Saint John man fears his cats have been radicalized

Saint John man fears his cats have been radicalized

Saint John — Gazing out his window across the alley at the crumbling brick wall of the opposite building, uptown Saint John resident Mark Cloutier shakes his pale face sadly as he laments the increasingly intolerant and extremist views subtly expressed by his two tabby cats, Ginger and Penelope.

“It’s like they was once just little kittens that I got from my dealer, right?” Cloutier’s tongue struggles and stumbles over the mostly monosyllabic words. “Now they’re just like little racist terrorists.”

When asked what evidence he has of such extremist beliefs, Cloutier twitches and quickly changes the subject. “Government’s in the walls, watching.” He scratches lightly on the ancient yellowing wallpaper in his tiny, cold apartment, like a lazy cat pawing to be let outside.

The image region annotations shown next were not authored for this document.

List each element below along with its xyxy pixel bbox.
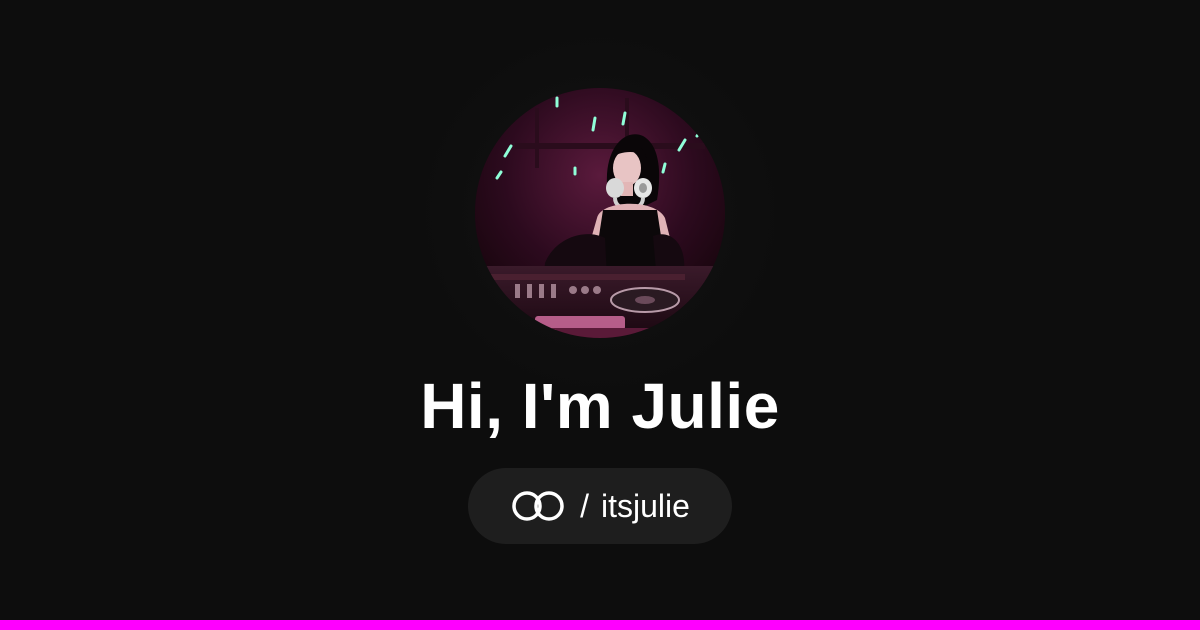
profile-handle-button[interactable]: / itsjulie (468, 468, 732, 544)
avatar-photo (475, 88, 725, 338)
handle-separator: / (580, 487, 589, 524)
profile-username: itsjulie (600, 487, 690, 524)
avatar (475, 88, 725, 338)
profile-greeting: Hi, I'm Julie (420, 370, 780, 442)
accent-bar (0, 620, 1200, 630)
interlocking-rings-icon (510, 489, 566, 523)
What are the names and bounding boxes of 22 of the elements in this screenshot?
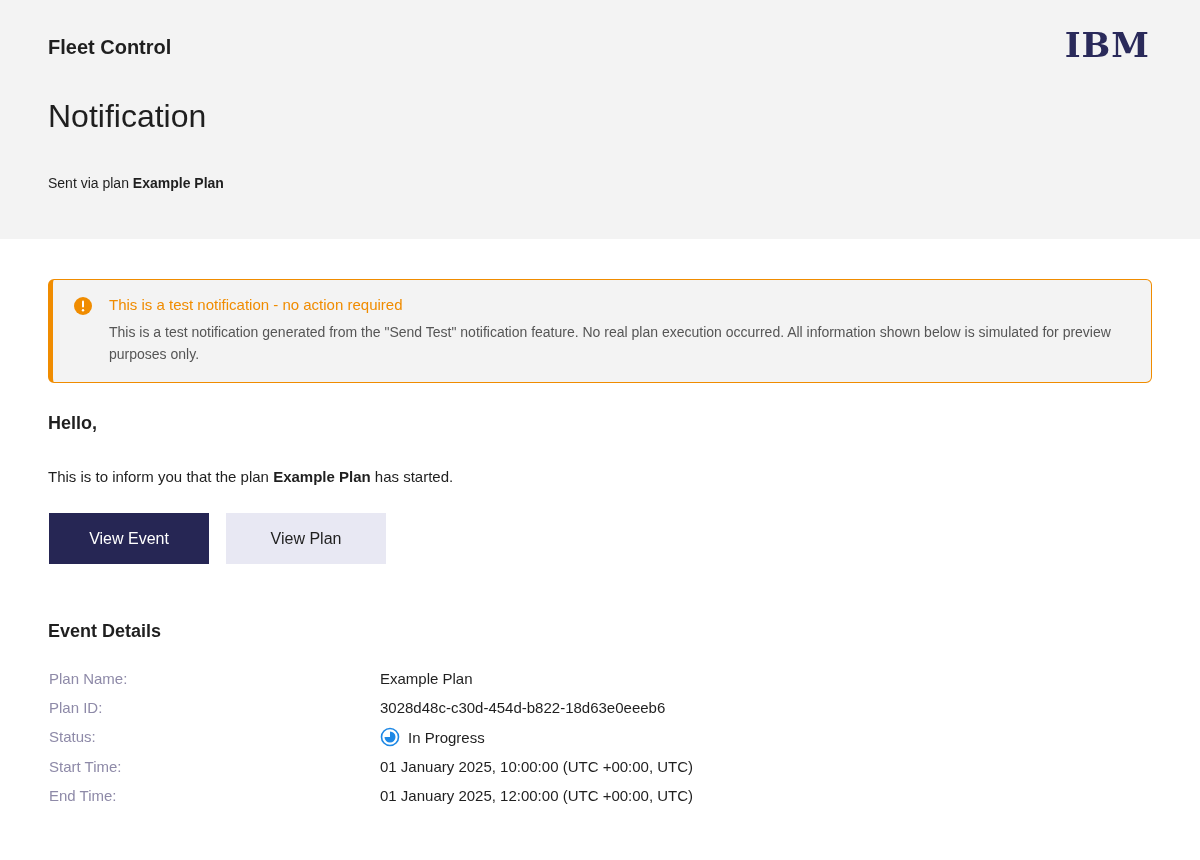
secondary-button[interactable]: View Plan xyxy=(226,513,386,564)
primary-button[interactable]: View Event xyxy=(49,513,209,564)
detail-value: In Progress xyxy=(408,727,485,747)
detail-value: 01 January 2025, 10:00:00 (UTC +00:00, UTC) xyxy=(380,757,694,776)
alert-message: This is a test notification generated from the "Send Test" notification feature. No real plan execution occurred. All information shown below is simulated for preview purposes only. xyxy=(109,323,1112,364)
warning-icon xyxy=(73,296,93,316)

Then he stops as a look of recognition washes over his face, perhaps realizing for a fleeting moment the near-incoherence of his speech, and thus, his thoughts. He gives one final scratch, almost nostalgic, at the government-infected wall before turning to look back at the cats.

“Just look at them,” he says as they stare languidly at him. “Like furry snakes. Once an idea gets in their little brains how can I show them they’re wrong? Pelepone is the ring-leader. Watch this. I’ll show them the Bible and they hiss and yowl like little Muslims.”

From a desk drawer, amid a collection of pill bottles, crumpled tin-foil and a bag of weed, Cloutier produces a copy of The Holy Bible. He presents it to the cats, who do not respond.

“Look cats,” he hisses. “You hate this book!”

When the cats continue to do nothing he says, “Well they’re not doing it now, but they usually do. Little suicide cats. Look, Penelope flicked her tail! That means she’s annoyed. Their ears are like little double-turbans. What was that?” He looks around frantically for the source of a nonexistent sound, then fidgets with the rotting window sill.

“It’s all economics — like, money,” he explains. “People can have any beliefs but they don’t get radicalized less they’re desperate.”

He pulls out his bag of weed and with trembling hands begins to roll a joint mixed with tobacco collected from old cigarette butts.